To understand, consider statistics on alcohol consumption. The average American consumes 14 alcoholic drinks per week.*
Well, no, the average American doesn't. Among drinkers, the average American consumes 14 alcoholic drinks per week; but 30 percent of Americans don't drink. If you include those Americans, the number drops to 9.8 drinks per week. That's a pretty significant difference--but, of course, either figure is useful, as long as one includes the relevant caveat when disclosing the data.
The same holds true for debt figures. Using one measure, Law School Transparency reports an average debt of $118,670 for law school loans. Well, not exactly--$118,670 among law students who took out law school loans.
Consider, too, the recent New York Times article on the subject: "In 2012, the average law graduate’s debt was $140,000, 59 percent higher than eight years earlier."
That statement is false at one level and deceptive at another.
False, because, as the Wall Street Journal reports, in the very article that was linked, that was the average law graduate's debt among those who borrowed. The Times piece includes no such caveat. Looking at the underlying data, we see that figure is 87%--nearly 1 in 7 have $0 in debt upon graduation.
And deceptive, because that $140,000 figure includes undergraduate debt; certainly, it matters little to the law school graduate where the debt comes from, and law schools should be attuned to the total debt burden of their graduates. But, it's also worth noting that not all law graduate loan debt is attributable to the law school. As the target of the opinion is a critique of the price of law schools, fine-tuning claims with greater precision may be in order.
Back to alcohol. Consider, too, the difference between mean (or average) consumption and median consumption. In the United States, the median American consumes about 3 alcoholic drinks a week. That's not very much, particularly when you compare that to the average figure I cited above of 9.8 drinks a week.
That's because there are a significant number of people who consume zero alcoholic drinks, or hardly anything at all, and a very small number of consumers who imbibe an extraordinary number of drinks. In that figure, then, the average suggests that a "typical" American consumes a lot of alcohol; but, the median, the 50th percentile American, right in the middle of the general population, is only consuming about 3 drinks a week. The average is not a very useful figure on a per-student basis.

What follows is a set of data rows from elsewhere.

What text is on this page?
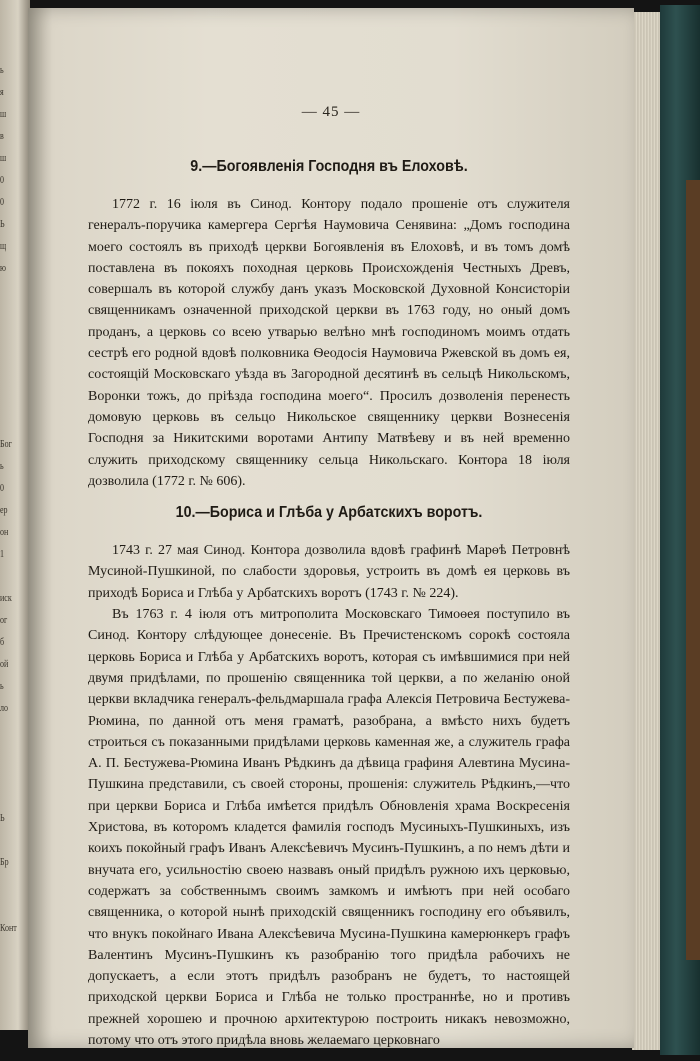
ь
я
ш
в
ш
0
0
Ь
щ
ю
Бог
ь
0
ер
он
1
иск
ог
б
ой
ь
ло
Ь
Бр
Конт
— 45 —
9.—Богоявленія Господня въ Елоховѣ.

1772 г. 16 іюля въ Синод. Контору подало прошеніе отъ служителя генералъ-поручика камергера Сергѣя Наумовича Сенявина: „Домъ господина моего состоялъ въ приходѣ церкви Богоявленія въ Елоховѣ, и въ томъ домѣ поставлена въ покояхъ походная церковь Происхожденія Честныхъ Древъ, совершалъ въ которой службу данъ указъ Московской Духовной Консисторіи священникамъ означенной приходской церкви въ 1763 году, но оный домъ проданъ, а церковь со всею утварью велѣно мнѣ господиномъ моимъ отдать сестрѣ его родной вдовѣ полковника Ѳеодосія Наумовича Ржевской въ домъ ея, состоящій Московскаго уѣзда въ Загородной десятинѣ въ сельцѣ Никольскомъ, Воронки тожъ, до пріѣзда господина моего“. Просилъ дозволенія перенесть домовую церковь въ сельцо Никольское священнику церкви Вознесенія Господня за Никитскими воротами Антипу Матвѣеву и въ ней временно служить приходскому священнику сельца Никольскаго. Контора 18 іюля дозволила (1772 г. № 606).

10.—Бориса и Глѣба у Арбатскихъ воротъ.

1743 г. 27 мая Синод. Контора дозволила вдовѣ графинѣ Марѳѣ Петровнѣ Мусиной-Пушкиной, по слабости здоровья, устроить въ домѣ ея церковь въ приходѣ Бориса и Глѣба у Арбатскихъ воротъ (1743 г. № 224).

Въ 1763 г. 4 іюля отъ митрополита Московскаго Тимоѳея поступило въ Синод. Контору слѣдующее донесеніе. Въ Пречистенскомъ сорокѣ состояла церковь Бориса и Глѣба у Арбатскихъ воротъ, которая съ имѣвшимися при ней двумя придѣлами, по прошенію священника той церкви, а по желанію оной церкви вкладчика генералъ-фельдмаршала графа Алексія Петровича Бестужева-Рюмина, по данной отъ меня граматѣ, разобрана, а вмѣсто нихъ будетъ строиться съ показанными придѣлами церковь каменная же, а служитель графа А. П. Бестужева-Рюмина Иванъ Рѣдкинъ да дѣвица графиня Алевтина Мусина-Пушкина представили, съ своей стороны, прошенія: служитель Рѣдкинъ,—что при церкви Бориса и Глѣба имѣется придѣлъ Обновленія храма Воскресенія Христова, въ которомъ кладется фамилія господъ Мусиныхъ-Пушкиныхъ, изъ коихъ покойный графъ Иванъ Алексѣевичъ Мусинъ-Пушкинъ, а по немъ дѣти и внучата его, усильностію своею назвавъ оный придѣлъ ружною ихъ церковью, содержатъ за собственнымъ своимъ замкомъ и имѣютъ при ней особаго священника, о которой нынѣ приходскій священникъ господину его объявилъ, что внукъ покойнаго Ивана Алексѣевича Мусина-Пушкина камерюнкеръ графъ Валентинъ Мусинъ-Пушкинъ къ разобранію того придѣла рабочихъ не допускаетъ, а если этотъ придѣлъ разобранъ не будетъ, то настоящей приходской церкви Бориса и Глѣба не только пространнѣе, но и противъ прежней хорошею и прочною архитектурою построить никакъ невозможно, потому что отъ этого придѣла вновь желаемаго церковнаго
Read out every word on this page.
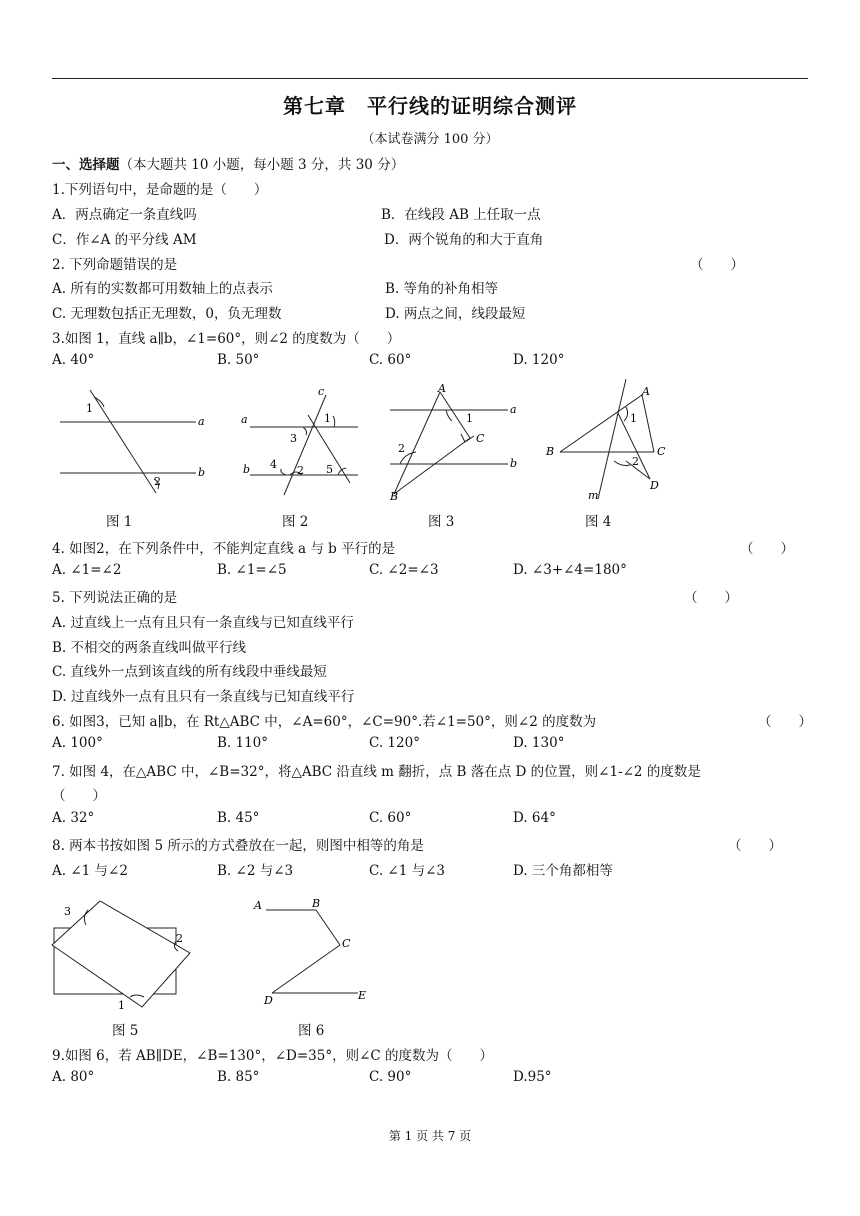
第七章　平行线的证明综合测评
（本试卷满分 100 分）
一、选择题（本大题共 10 小题，每小题 3 分，共 30 分）
1.下列语句中，是命题的是（　　）
A．两点确定一条直线吗	B．在线段 AB 上任取一点
C．作∠A 的平分线 AM	D．两个锐角的和大于直角
2. 下列命题错误的是	（　　）
A. 所有的实数都可用数轴上的点表示	B. 等角的补角相等
C. 无理数包括正无理数，0，负无理数	D. 两点之间，线段最短
3.如图 1，直线 a∥b，∠1=60°，则∠2 的度数为（　　）
A. 40°	B. 50°	C. 60°	D. 120°
1
2
a
b
图 1
c
1
3
4 2 5
a
b
图 2
A
1
C
2
B
a
b
图 3
A
1
B	C
2
D
m
图 4
4. 如图2，在下列条件中，不能判定直线 a 与 b 平行的是	（　　）
A. ∠1=∠2	B. ∠1=∠5	C. ∠2=∠3	D. ∠3+∠4=180°
5. 下列说法正确的是	（　　）
A. 过直线上一点有且只有一条直线与已知直线平行
B. 不相交的两条直线叫做平行线
C. 直线外一点到该直线的所有线段中垂线最短
D. 过直线外一点有且只有一条直线与已知直线平行
6. 如图3，已知 a∥b，在 Rt△ABC 中，∠A=60°，∠C=90°.若∠1=50°，则∠2 的度数为	（　　）
A. 100°	B. 110°	C. 120°	D. 130°
7. 如图 4，在△ABC 中，∠B=32°，将△ABC 沿直线 m 翻折，点 B 落在点 D 的位置，则∠1-∠2 的度数是
（　　）
A. 32°	B. 45°	C. 60°	D. 64°
8. 两本书按如图 5 所示的方式叠放在一起，则图中相等的角是	（　　）
A. ∠1 与∠2	B. ∠2 与∠3	C. ∠1 与∠3	D. 三个角都相等
3
2
1
图 5
A	B
C
D	E
图 6
9.如图 6，若 AB∥DE，∠B=130°，∠D=35°，则∠C 的度数为（　　）
A. 80°	B. 85°	C. 90°	D.95°
第 1 页 共 7 页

Sadly, we lack the more granular data on the median debt loads at schools--despite the fact that we deeply value medians in law school admissions, including LSAT scores and UGPAs. And it might be the case that the debt load picture paints something in the reverse of the alcohol picture. It may well be the case that few students take out "low" debt loads--there may well be a chasm between the no-debt students and the indebtedness students. And if a significant number are slightly below the "average" total, and a handful are quite a bit above that, then the "average" may suggest that the debt situation among graduates is better than it actually is. Of course, the reverse might be true--a few extreme outliers distort the average, and median debt is lower. Given the number of students who enter with zero scholarship-based financial assistance and no personal family support, typical debt loads may be quite different than the "average" figures let on.

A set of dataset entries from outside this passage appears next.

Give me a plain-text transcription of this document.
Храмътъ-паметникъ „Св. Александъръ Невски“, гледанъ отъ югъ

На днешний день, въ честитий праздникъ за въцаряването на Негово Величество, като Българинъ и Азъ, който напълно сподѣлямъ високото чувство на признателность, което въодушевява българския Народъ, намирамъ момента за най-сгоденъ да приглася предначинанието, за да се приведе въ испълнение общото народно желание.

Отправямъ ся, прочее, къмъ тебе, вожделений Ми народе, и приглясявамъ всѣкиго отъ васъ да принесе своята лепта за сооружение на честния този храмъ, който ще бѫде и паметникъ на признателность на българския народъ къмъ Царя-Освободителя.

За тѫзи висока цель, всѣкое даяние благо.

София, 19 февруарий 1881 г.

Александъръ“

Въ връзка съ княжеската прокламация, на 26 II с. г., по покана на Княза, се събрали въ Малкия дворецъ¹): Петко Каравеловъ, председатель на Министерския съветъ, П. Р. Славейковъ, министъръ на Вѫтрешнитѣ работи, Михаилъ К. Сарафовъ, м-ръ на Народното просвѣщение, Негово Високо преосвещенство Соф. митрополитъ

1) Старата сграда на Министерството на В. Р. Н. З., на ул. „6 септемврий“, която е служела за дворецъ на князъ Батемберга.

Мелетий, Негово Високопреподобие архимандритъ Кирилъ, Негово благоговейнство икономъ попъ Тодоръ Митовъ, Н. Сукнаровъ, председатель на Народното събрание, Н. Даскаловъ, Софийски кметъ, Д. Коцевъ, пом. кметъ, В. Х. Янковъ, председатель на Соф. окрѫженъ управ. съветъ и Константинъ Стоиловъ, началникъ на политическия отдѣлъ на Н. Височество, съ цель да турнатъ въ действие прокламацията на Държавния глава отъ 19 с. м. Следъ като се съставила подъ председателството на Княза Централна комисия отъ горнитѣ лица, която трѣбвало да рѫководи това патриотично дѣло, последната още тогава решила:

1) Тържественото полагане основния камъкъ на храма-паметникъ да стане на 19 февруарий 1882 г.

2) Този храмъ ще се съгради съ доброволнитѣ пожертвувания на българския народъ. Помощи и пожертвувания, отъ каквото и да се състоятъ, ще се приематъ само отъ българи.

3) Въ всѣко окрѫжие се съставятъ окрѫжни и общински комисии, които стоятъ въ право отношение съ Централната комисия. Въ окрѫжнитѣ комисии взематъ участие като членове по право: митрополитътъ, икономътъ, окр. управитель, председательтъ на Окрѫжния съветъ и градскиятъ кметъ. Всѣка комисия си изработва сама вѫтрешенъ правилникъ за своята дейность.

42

In short, the average indebtedness figures are a useful starting point. (Bill Henderson, for instance, notes some of the limitations and complications of such data, and suggests that the problems may be particularly acute at the high end.) But they are hardly a complete picture, and they must be considered in context--on a per-school and a national basis; in conjunction with and distinct from undergraduate debt; taking into account employment outcomes and default rates; and, of course, including careful clarification of what such figures represent, including which graduates they include or exclude.
*Note: this is an extremely quick and dirty analysis using the deciles of data disclosed; I'm sure the actual number is something different.